Same-sex marriage: Could it bring down a government?
The biggest danger to Malcolm Turnbull's leadership is not legislation to approve same-sex marriage.
It's the drive for an expensive, non-binding, voluntary plebiscite of dubious credibility which would never be agreed to by this Parliament.
In the bizarre jumble of priorities being prosecuted by some sections of the Coalition, the battle for the possibly useless national ballot is occupying scarce energy just as Labor ramps up a strong appeal to its constituency and beyond.
The debate now distracting the Liberal Party is not the proposal for a parliamentary vote on the Marriage Act. It is the insistence on something else by a small group of no-holds-barred, right-wing agitators who are determined to undermine the Prime Minister.
There are two factors identified by this disruption.
One is the disrupters recognise that a bill to allow same-sex marriage would pass if it was put to Parliament, and there would not be protests in the street. Voters just want it settled.
So their only option is legislative procrastination; serial delaying tactics.

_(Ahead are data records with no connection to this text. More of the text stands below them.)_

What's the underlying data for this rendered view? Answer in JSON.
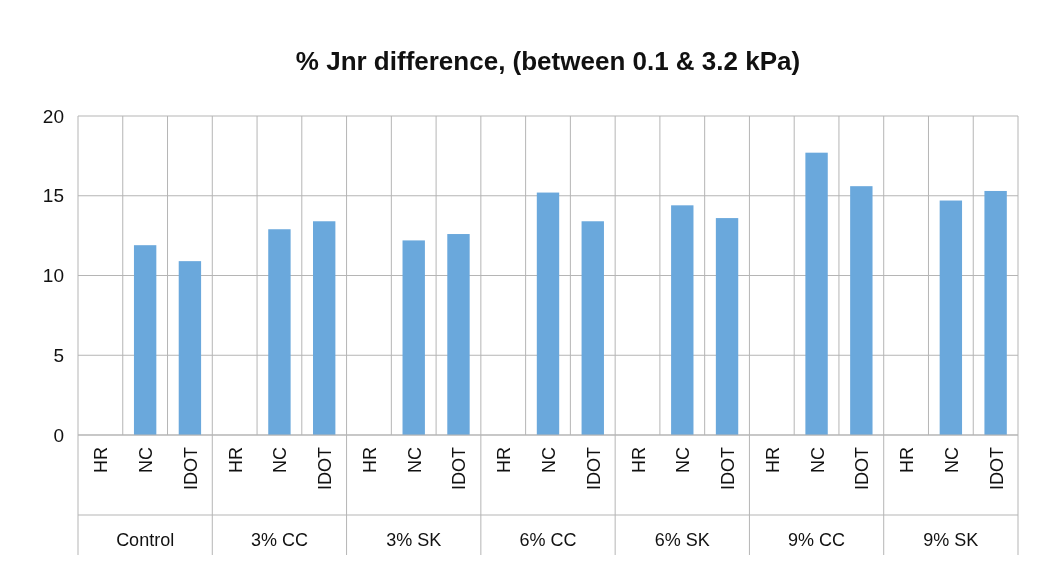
{
  "chart_data": {
    "type": "bar",
    "title": "% Jnr difference, (between 0.1 & 3.2 kPa)",
    "categories": [
      "HR",
      "NC",
      "IDOT",
      "HR",
      "NC",
      "IDOT",
      "HR",
      "NC",
      "IDOT",
      "HR",
      "NC",
      "IDOT",
      "HR",
      "NC",
      "IDOT",
      "HR",
      "NC",
      "IDOT",
      "HR",
      "NC",
      "IDOT"
    ],
    "values": [
      null,
      11.9,
      10.9,
      null,
      12.9,
      13.4,
      null,
      12.2,
      12.6,
      null,
      15.2,
      13.4,
      null,
      14.4,
      13.6,
      null,
      17.7,
      15.6,
      null,
      14.7,
      15.3
    ],
    "color": "#6aa8dc",
    "annotations": [
      "Control",
      "3% CC",
      "3% SK",
      "6% CC",
      "6% SK",
      "9% CC",
      "9% SK"
    ],
    "ylim": [
      0,
      20
    ],
    "yticks": [
      0,
      5,
      10,
      15,
      20
    ],
    "grid": true
  }
}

They are being confronted by a growing and articulate group of MPs, some of them conservatives, who want the same-sex marriage matter decided by Parliament and they are being outargued.
So the agitators are switching the debate topic to the plebiscite.
They are claiming this remains binding election policy, although other parts of the election manifesto rejected by Parliament have been reshaped.
Second, this group is using the blunt instrument of the same-sex marriage plebiscite debate to wound and even remove Malcolm Turnbull as leader, and consequently heighten the risk of the Coalition losing the next election.
And through their usual media outlets they are making this known.
"It is chaos and mutiny in Canberra, let me assure you. I have spoken to Senior Cabinet Ministers who tell me Turnbull is gone," tweeted broadcaster Alan Jones today.
Labor has vigorously demonstrated that divided parties don't survive in government.
We are two years out from a scheduled election. Change the prime ministership and it will come sooner.
The no-holds-barred tag is well earned. According to some reports today the party rule book is being rewritten.
The agitators have sent the message that the proud Liberal tradition of a right to cross the floor is suspended on the same-sex plebiscite matter.
And if MPs - apparently gay MPs in particular - speak out in favour of Marriage Act changes or for a parliamentary vote, they could lose preselection as candidates.
Tony Abbott was allowed to give a closed-door address to a Liberal branch in which he unabashedly attacked his own side's May Budget, while others publicly commenting in favour of same-sex marriage are somehow party traitors.
Again, the target is Malcolm Turnbull who on Monday said: "In our party back benchers have always had the right to cross the floor. In the Labor Party you get expelled for doing that, but it has always been a fundamental principle in the Liberal Party and indeed the National Party."
Once a Coalition boast, now fighting words.